Gilles Massot : le danseur de l’image

07 mars 2023   •  
Écrit par Costanza Spina
Gilles Massot : le danseur de l'image
La Fondation Manuel Rivera-Ortiz d’Arles dédie une rétrospective exceptionnelle à Gilles Massot, le photographe danseur qui a sublimé les notions d’espace et de temps dans le cadrage. L’Espace entre les choses est aussi une réflexion sur la fabrication de l’image, son processus de développement et ses détournements possibles. L’exposition est ouverte jusqu’au 28 mai.

« Un voyage est un processus. Il commence par le mystère et l’incertitude. Les noms de la carte ne sont que cela, des noms. La route et l’escale restent incertaines. On peut planifier et organiser. Si l’on en fait trop, on risque de se heurter à des changements déstabilisants et, surtout, de fermer la porte à de merveilleux événements inattendus. » Avant d’être photographe, Gilles Massot, auteur de ces lignes, est un grand voyageur. Installé à Singapour depuis 1981, où il a enseigné au LASALLE – College of the Arts, il participe activement à la vie photographique locale. Dans les années 1990, il vit entre l’Europe et l’Asie et donne vie à une cinquantaine d’expositions. Cette existence nourrit son art, dont la quête principale est celle du temps et de l’espace.

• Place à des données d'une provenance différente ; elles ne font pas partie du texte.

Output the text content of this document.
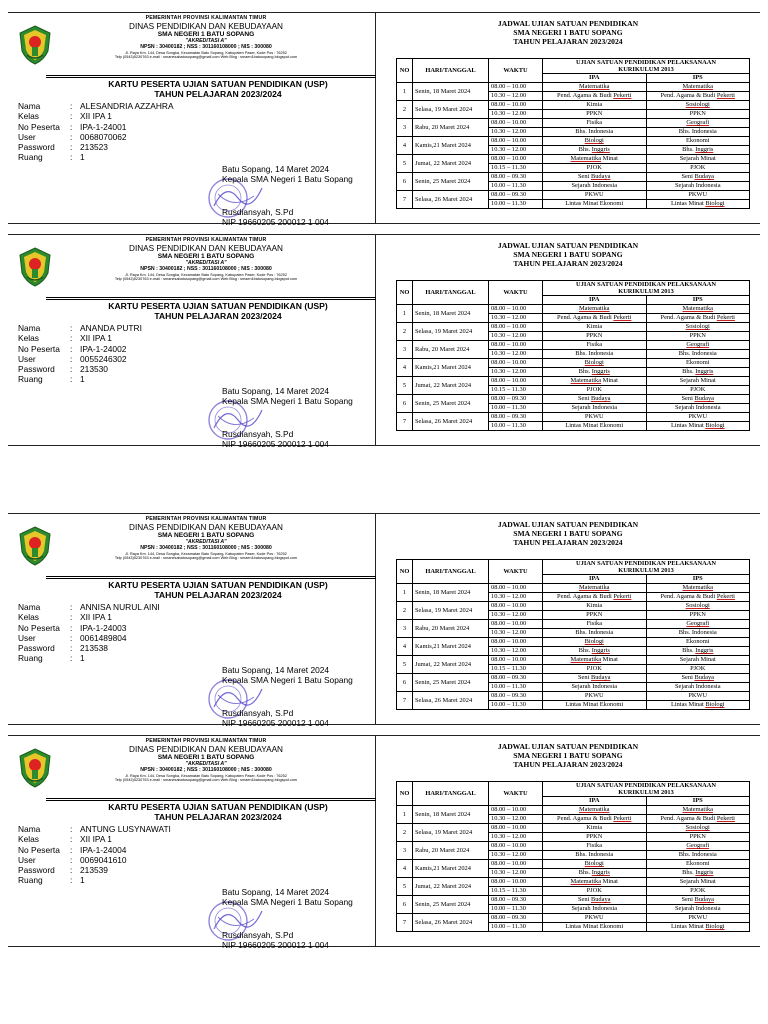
PEMERINTAH PROVINSI KALIMANTAN TIMUR
DINAS PENDIDIKAN DAN KEBUDAYAAN
SMA NEGERI 1 BATU SOPANG
"AKREDITASI A"
NPSN : 30400182 ; NSS : 301160108000 ; NIS : 300080
Jl. Raya Km. 144, Desa Songka, Kecamatan Batu Sopang, Kabupaten Paser, Kode Pos : 76252
Telp (0543)5230763 e-mail : smanesabatusopang@gmail.com Web Blog : smaen1batusopang.blogspot.com
KARTU PESERTA UJIAN SATUAN PENDIDIKAN (USP)
TAHUN PELAJARAN 2023/2024
Nama	: ALESANDRIA AZZAHRA
Kelas	: XII IPA 1
No Peserta	: IPA-1-24001
User	: 0068070062
Password	: 213523
Ruang	: 1
Batu Sopang, 14 Maret 2024
Kepala SMA Negeri 1 Batu Sopang
Rusdiansyah, S.Pd
NIP 19660205 200012 1 004
JADWAL UJIAN SATUAN PENDIDIKAN
SMA NEGERI 1 BATU SOPANG
TAHUN PELAJARAN 2023/2024
NO	HARI/TANGGAL	WAKTU	UJIAN SATUAN PENDIDIKAN PELAKSANAAN
KURIKULUM 2013	

			IPA	IPS
1	Senin, 18 Maret 2024	08.00 – 10.00	Matematika	Matematika
		10.30 – 12.00	Pend. Agama & Budi Pekerti	Pend. Agama & Budi Pekerti
2	Selasa, 19 Maret 2024	08.00 – 10.00	Kimia	Sosiologi
		10.30 – 12.00	PPKN	PPKN
3	Rabu, 20 Maret 2024	08.00 – 10.00	Fisika	Geografi
		10.30 – 12.00	Bhs. Indonesia	Bhs. Indonesia
4	Kamis,21 Maret 2024	08.00 – 10.00	Biologi	Ekonomi
		10.30 – 12.00	Bhs. Inggris	Bhs. Inggris
5	Jumat, 22 Maret 2024	08.00 – 10.00	Matematika Minat	Sejarah Minat
		10.15 – 11.30	PJOK	PJOK
6	Senin, 25 Maret 2024	08.00 – 09.30	Seni Budaya	Seni Budaya
		10.00 – 11.30	Sejarah Indonesia	Sejarah Indonesia
7	Selasa, 26 Maret 2024	08.00 – 09.30	PKWU	PKWU
		10.00 – 11.30	Lintas Minat Ekonomi	Lintas Minat Biologi
PEMERINTAH PROVINSI KALIMANTAN TIMUR
DINAS PENDIDIKAN DAN KEBUDAYAAN
SMA NEGERI 1 BATU SOPANG
"AKREDITASI A"
NPSN : 30400182 ; NSS : 301160108000 ; NIS : 300080
Jl. Raya Km. 144, Desa Songka, Kecamatan Batu Sopang, Kabupaten Paser, Kode Pos : 76252
Telp (0543)5230763 e-mail : smanesabatusopang@gmail.com Web Blog : smaen1batusopang.blogspot.com
KARTU PESERTA UJIAN SATUAN PENDIDIKAN (USP)
TAHUN PELAJARAN 2023/2024
Nama	: ANANDA PUTRI
Kelas	: XII IPA 1
No Peserta	: IPA-1-24002
User	: 0055246302
Password	: 213530
Ruang	: 1
Batu Sopang, 14 Maret 2024
Kepala SMA Negeri 1 Batu Sopang
Rusdiansyah, S.Pd
NIP 19660205 200012 1 004
JADWAL UJIAN SATUAN PENDIDIKAN
SMA NEGERI 1 BATU SOPANG
TAHUN PELAJARAN 2023/2024
NO	HARI/TANGGAL	WAKTU	UJIAN SATUAN PENDIDIKAN PELAKSANAAN
KURIKULUM 2013	

			IPA	IPS
1	Senin, 18 Maret 2024	08.00 – 10.00	Matematika	Matematika
		10.30 – 12.00	Pend. Agama & Budi Pekerti	Pend. Agama & Budi Pekerti
2	Selasa, 19 Maret 2024	08.00 – 10.00	Kimia	Sosiologi
		10.30 – 12.00	PPKN	PPKN
3	Rabu, 20 Maret 2024	08.00 – 10.00	Fisika	Geografi
		10.30 – 12.00	Bhs. Indonesia	Bhs. Indonesia
4	Kamis,21 Maret 2024	08.00 – 10.00	Biologi	Ekonomi
		10.30 – 12.00	Bhs. Inggris	Bhs. Inggris
5	Jumat, 22 Maret 2024	08.00 – 10.00	Matematika Minat	Sejarah Minat
		10.15 – 11.30	PJOK	PJOK
6	Senin, 25 Maret 2024	08.00 – 09.30	Seni Budaya	Seni Budaya
		10.00 – 11.30	Sejarah Indonesia	Sejarah Indonesia
7	Selasa, 26 Maret 2024	08.00 – 09.30	PKWU	PKWU
		10.00 – 11.30	Lintas Minat Ekonomi	Lintas Minat Biologi
PEMERINTAH PROVINSI KALIMANTAN TIMUR
DINAS PENDIDIKAN DAN KEBUDAYAAN
SMA NEGERI 1 BATU SOPANG
"AKREDITASI A"
NPSN : 30400182 ; NSS : 301160108000 ; NIS : 300080
Jl. Raya Km. 144, Desa Songka, Kecamatan Batu Sopang, Kabupaten Paser, Kode Pos : 76252
Telp (0543)5230763 e-mail : smanesabatusopang@gmail.com Web Blog : smaen1batusopang.blogspot.com
KARTU PESERTA UJIAN SATUAN PENDIDIKAN (USP)
TAHUN PELAJARAN 2023/2024
Nama	: ANNISA NURUL AINI
Kelas	: XII IPA 1
No Peserta	: IPA-1-24003
User	: 0061489804
Password	: 213538
Ruang	: 1
Batu Sopang, 14 Maret 2024
Kepala SMA Negeri 1 Batu Sopang
Rusdiansyah, S.Pd
NIP 19660205 200012 1 004
JADWAL UJIAN SATUAN PENDIDIKAN
SMA NEGERI 1 BATU SOPANG
TAHUN PELAJARAN 2023/2024
NO	HARI/TANGGAL	WAKTU	UJIAN SATUAN PENDIDIKAN PELAKSANAAN
KURIKULUM 2013	

			IPA	IPS
1	Senin, 18 Maret 2024	08.00 – 10.00	Matematika	Matematika
		10.30 – 12.00	Pend. Agama & Budi Pekerti	Pend. Agama & Budi Pekerti
2	Selasa, 19 Maret 2024	08.00 – 10.00	Kimia	Sosiologi
		10.30 – 12.00	PPKN	PPKN
3	Rabu, 20 Maret 2024	08.00 – 10.00	Fisika	Geografi
		10.30 – 12.00	Bhs. Indonesia	Bhs. Indonesia
4	Kamis,21 Maret 2024	08.00 – 10.00	Biologi	Ekonomi
		10.30 – 12.00	Bhs. Inggris	Bhs. Inggris
5	Jumat, 22 Maret 2024	08.00 – 10.00	Matematika Minat	Sejarah Minat
		10.15 – 11.30	PJOK	PJOK
6	Senin, 25 Maret 2024	08.00 – 09.30	Seni Budaya	Seni Budaya
		10.00 – 11.30	Sejarah Indonesia	Sejarah Indonesia
7	Selasa, 26 Maret 2024	08.00 – 09.30	PKWU	PKWU
		10.00 – 11.30	Lintas Minat Ekonomi	Lintas Minat Biologi
PEMERINTAH PROVINSI KALIMANTAN TIMUR
DINAS PENDIDIKAN DAN KEBUDAYAAN
SMA NEGERI 1 BATU SOPANG
"AKREDITASI A"
NPSN : 30400182 ; NSS : 301160108000 ; NIS : 300080
Jl. Raya Km. 144, Desa Songka, Kecamatan Batu Sopang, Kabupaten Paser, Kode Pos : 76252
Telp (0543)5230763 e-mail : smanesabatusopang@gmail.com Web Blog : smaen1batusopang.blogspot.com
KARTU PESERTA UJIAN SATUAN PENDIDIKAN (USP)
TAHUN PELAJARAN 2023/2024
Nama	: ANTUNG LUSYNAWATI
Kelas	: XII IPA 1
No Peserta	: IPA-1-24004
User	: 0069041610
Password	: 213539
Ruang	: 1
Batu Sopang, 14 Maret 2024
Kepala SMA Negeri 1 Batu Sopang
Rusdiansyah, S.Pd
NIP 19660205 200012 1 004
JADWAL UJIAN SATUAN PENDIDIKAN
SMA NEGERI 1 BATU SOPANG
TAHUN PELAJARAN 2023/2024
NO	HARI/TANGGAL	WAKTU	UJIAN SATUAN PENDIDIKAN PELAKSANAAN
KURIKULUM 2013	

			IPA	IPS
1	Senin, 18 Maret 2024	08.00 – 10.00	Matematika	Matematika
		10.30 – 12.00	Pend. Agama & Budi Pekerti	Pend. Agama & Budi Pekerti
2	Selasa, 19 Maret 2024	08.00 – 10.00	Kimia	Sosiologi
		10.30 – 12.00	PPKN	PPKN
3	Rabu, 20 Maret 2024	08.00 – 10.00	Fisika	Geografi
		10.30 – 12.00	Bhs. Indonesia	Bhs. Indonesia
4	Kamis,21 Maret 2024	08.00 – 10.00	Biologi	Ekonomi
		10.30 – 12.00	Bhs. Inggris	Bhs. Inggris
5	Jumat, 22 Maret 2024	08.00 – 10.00	Matematika Minat	Sejarah Minat
		10.15 – 11.30	PJOK	PJOK
6	Senin, 25 Maret 2024	08.00 – 09.30	Seni Budaya	Seni Budaya
		10.00 – 11.30	Sejarah Indonesia	Sejarah Indonesia
7	Selasa, 26 Maret 2024	08.00 – 09.30	PKWU	PKWU
		10.00 – 11.30	Lintas Minat Ekonomi	Lintas Minat Biologi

Architecte de formation, Gilles Massot élabore un langage photographique hybride et iconoclaste, qui aborde le 8e art comme un objet autour duquel broder, une toile qu’il faudrait mettre en relation avec des supports pluriels. Ainsi, dans ses images foisonnantes, se côtoient harmonieusement dessin, photographie, collage et coloriage. Avec la rétrospective L’espace entre les choses, La Fondation Manuel Rivera-Ortiz à Arles rend hommage à cet artiste protéiforme en suivant comme fil rouge son rapport complexe au temps et à l’espace. Et s’il s’intéresse à ces deux éléments, Gilles Massot cherche avant tout à s’en émanciper. Danseur, il joue avec les dimensions spatio-temporelles pour créer une réalité fluide où les frontières sautent et les médiums se mélangent joyeusement.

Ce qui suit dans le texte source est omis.